カラマーゾフの血を引く兄弟たちの織り成す物語。

良かった点

  • 抽象的な舞台と照明を的確に使って、独特の暗いムードと雰囲気をよく表現していた。
  • 全体的に声の演技がうまく、ドミートリーと、端役?か何か(あまり喋らかった女子)の声質も良かったと思う。

気になった点

  • 全体的に「叫ぶ」演技がとても多く、せっかく演じる能力が高いのに叫ぶことで演技の幅を狭めていました。叫ぶ以外の方法もあったのではないでしょうか。
  • 「ゾシマの復活」というシーンが2度ほど登場するものの、現在の構成では意味するところが全く分からない。

いろいろ

原作をバッサリ削って翻案したのだと思いますが「ゾシマの復活」という部分を残す必要があったのか疑問です。最後が、兄弟の話として終わる現構成なら、もっとこの部分にフォーカスすれば深みを出せたのではないでしょうか。原作が魅力的でその部分を一生懸命なぞっているんだろうなという以上の感想を(想像される台本からは)感じられないのです。

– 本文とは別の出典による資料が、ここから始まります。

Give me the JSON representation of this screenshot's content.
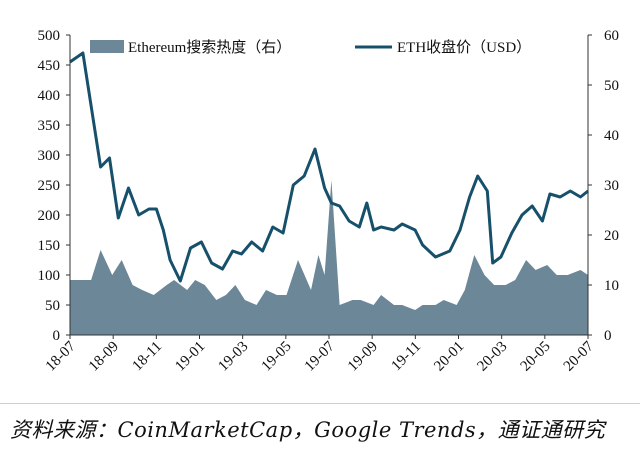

多分、原作を知ってる人(例えば審査員になるような人)には大ウケなのでしょうが、普通の観客には(そしておそらく会場にいた多くの生徒にとっては)よく分からんことになっていました。別に大衆向けこそが正義と言う気はありませんが、少なくとも原作の魅力が伝わる程度には翻案してほしいと感じます。

とはいえ、台本の問題を別とすれば、かなり良く作りこまれており、演技も安定し、声も聞き取りやすい。素敵な上演でした。